Gets or sets the statistics for the validation dataset.

public DataSetStats<T, TInput, TOutput> ValidationSet { get; set; }

Property Value

DataSetStats<T, TInput, TOutput>

A DataSetStats<T> object containing detailed statistics for the validation dataset.

Remarks

This property contains detailed statistics for the model's performance on the validation dataset. The validation dataset is a portion of the data that is not used for training but is used to tune hyperparameters and make decisions about model selection. The model's performance on the validation dataset provides an estimate of how well it will generalize to new, unseen data. Comparing the model's performance on the validation dataset with its performance on the training dataset can help identify issues like overfitting, where the model performs well on the training data but poorly on new data.

For Beginners: This contains detailed information about how the model performs on data it has seen but wasn't trained with.

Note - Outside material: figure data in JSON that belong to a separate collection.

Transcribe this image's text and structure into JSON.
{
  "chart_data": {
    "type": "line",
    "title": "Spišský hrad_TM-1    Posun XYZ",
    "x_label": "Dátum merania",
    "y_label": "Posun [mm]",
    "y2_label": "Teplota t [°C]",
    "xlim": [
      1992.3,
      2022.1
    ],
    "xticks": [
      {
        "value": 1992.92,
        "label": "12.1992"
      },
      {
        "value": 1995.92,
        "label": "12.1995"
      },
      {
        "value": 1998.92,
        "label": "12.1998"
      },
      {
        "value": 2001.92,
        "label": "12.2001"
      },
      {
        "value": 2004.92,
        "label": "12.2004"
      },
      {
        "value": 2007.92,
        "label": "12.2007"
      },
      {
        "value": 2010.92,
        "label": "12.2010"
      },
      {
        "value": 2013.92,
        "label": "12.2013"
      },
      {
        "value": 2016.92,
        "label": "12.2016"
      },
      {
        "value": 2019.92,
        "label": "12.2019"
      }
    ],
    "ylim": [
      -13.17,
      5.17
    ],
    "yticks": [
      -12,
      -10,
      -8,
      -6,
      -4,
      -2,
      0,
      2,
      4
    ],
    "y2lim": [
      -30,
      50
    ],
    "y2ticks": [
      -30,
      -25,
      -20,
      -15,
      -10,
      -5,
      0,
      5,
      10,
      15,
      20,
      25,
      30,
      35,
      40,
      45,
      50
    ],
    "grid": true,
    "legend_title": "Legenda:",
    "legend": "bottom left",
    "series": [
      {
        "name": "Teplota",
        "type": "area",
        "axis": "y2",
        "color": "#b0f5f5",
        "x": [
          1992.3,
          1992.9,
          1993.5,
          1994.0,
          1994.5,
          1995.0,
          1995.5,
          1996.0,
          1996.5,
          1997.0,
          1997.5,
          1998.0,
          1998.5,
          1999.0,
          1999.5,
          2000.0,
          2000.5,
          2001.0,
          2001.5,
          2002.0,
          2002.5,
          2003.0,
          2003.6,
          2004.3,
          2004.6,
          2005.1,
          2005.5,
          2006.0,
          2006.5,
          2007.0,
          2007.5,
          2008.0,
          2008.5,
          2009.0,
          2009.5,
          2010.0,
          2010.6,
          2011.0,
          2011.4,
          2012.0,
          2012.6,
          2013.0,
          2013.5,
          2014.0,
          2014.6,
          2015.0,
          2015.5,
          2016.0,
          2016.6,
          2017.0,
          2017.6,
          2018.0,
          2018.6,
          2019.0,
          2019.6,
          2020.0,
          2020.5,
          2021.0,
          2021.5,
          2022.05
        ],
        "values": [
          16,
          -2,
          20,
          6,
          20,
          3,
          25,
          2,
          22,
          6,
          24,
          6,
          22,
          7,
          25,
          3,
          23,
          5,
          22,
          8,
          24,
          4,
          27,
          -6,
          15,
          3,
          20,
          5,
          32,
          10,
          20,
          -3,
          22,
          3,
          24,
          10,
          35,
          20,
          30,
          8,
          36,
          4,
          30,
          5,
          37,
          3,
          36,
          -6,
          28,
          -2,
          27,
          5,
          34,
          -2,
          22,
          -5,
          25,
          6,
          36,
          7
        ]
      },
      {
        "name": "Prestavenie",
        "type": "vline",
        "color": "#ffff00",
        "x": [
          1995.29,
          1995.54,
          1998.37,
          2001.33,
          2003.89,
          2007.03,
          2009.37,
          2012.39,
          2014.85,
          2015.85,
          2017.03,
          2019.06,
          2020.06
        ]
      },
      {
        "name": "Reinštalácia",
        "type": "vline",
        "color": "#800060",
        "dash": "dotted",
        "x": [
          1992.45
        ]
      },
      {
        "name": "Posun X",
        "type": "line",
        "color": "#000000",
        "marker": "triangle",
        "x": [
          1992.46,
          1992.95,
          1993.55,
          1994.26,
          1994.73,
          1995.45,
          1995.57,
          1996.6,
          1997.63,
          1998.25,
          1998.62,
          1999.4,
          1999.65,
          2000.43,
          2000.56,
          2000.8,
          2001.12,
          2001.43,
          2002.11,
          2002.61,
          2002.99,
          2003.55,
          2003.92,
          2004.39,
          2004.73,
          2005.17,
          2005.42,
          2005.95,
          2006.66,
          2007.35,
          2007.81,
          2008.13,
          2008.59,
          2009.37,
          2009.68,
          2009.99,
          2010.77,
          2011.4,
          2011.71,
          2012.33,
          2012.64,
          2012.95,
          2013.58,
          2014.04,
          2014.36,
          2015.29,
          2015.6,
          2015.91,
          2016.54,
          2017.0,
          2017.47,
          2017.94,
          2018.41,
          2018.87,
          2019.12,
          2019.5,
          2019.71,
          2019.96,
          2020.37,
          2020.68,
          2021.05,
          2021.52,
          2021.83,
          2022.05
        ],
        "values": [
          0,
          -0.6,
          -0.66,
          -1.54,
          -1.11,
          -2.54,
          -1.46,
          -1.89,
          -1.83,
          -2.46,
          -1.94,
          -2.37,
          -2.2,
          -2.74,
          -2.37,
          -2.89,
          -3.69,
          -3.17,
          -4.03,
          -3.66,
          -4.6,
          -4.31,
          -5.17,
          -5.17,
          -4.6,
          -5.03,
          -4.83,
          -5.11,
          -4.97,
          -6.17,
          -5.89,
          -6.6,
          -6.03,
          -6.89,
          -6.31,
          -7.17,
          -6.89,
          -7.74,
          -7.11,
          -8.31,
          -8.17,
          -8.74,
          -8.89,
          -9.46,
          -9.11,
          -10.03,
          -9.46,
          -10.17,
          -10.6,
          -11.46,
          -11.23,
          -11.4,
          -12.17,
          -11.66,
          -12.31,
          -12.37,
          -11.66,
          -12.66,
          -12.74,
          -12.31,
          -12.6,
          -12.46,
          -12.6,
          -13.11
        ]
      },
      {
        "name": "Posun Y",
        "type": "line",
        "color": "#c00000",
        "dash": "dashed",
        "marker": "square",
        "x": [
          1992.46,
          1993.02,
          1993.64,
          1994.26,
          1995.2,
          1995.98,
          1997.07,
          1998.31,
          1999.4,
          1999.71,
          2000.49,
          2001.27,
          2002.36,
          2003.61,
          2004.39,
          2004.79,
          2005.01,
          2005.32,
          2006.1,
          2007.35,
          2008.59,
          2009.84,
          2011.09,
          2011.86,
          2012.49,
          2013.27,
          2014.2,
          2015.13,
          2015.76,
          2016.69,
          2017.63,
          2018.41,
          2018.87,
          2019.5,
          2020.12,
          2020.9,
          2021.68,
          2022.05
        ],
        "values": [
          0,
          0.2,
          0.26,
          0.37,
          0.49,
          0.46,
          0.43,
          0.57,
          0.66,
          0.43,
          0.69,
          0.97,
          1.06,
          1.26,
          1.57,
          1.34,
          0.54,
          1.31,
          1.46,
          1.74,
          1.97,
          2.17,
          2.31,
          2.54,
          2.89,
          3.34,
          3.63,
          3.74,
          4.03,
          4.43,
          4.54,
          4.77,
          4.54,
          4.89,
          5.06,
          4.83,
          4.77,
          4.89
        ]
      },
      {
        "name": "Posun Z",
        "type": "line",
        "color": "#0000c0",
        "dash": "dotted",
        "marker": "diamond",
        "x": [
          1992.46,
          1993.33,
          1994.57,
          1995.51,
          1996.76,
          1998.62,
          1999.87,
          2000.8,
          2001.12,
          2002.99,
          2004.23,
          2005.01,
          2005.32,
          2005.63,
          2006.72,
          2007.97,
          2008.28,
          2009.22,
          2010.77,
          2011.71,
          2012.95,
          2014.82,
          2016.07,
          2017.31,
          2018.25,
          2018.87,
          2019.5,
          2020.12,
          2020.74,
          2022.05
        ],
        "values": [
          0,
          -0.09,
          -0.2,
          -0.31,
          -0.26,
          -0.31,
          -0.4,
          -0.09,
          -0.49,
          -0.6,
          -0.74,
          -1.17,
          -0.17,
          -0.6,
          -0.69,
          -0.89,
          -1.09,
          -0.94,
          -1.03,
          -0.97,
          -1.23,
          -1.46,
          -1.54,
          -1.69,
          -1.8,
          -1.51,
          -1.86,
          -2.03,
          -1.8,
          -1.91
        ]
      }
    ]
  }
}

The validation set statistics:

  • Show how well the model generalizes to data it wasn't trained on
  • Help detect overfitting (when the model performs much better on training than validation)
  • Guide decisions about model selection and hyperparameter tuning

This information is important because:

  • It provides a more realistic estimate of model performance than training data
  • It helps you make decisions about when to stop training or which model to choose
  • It can reveal problems before you test on your final test set

For example, if you're trying different model configurations, you would compare their performance on the validation set to decide which one to use.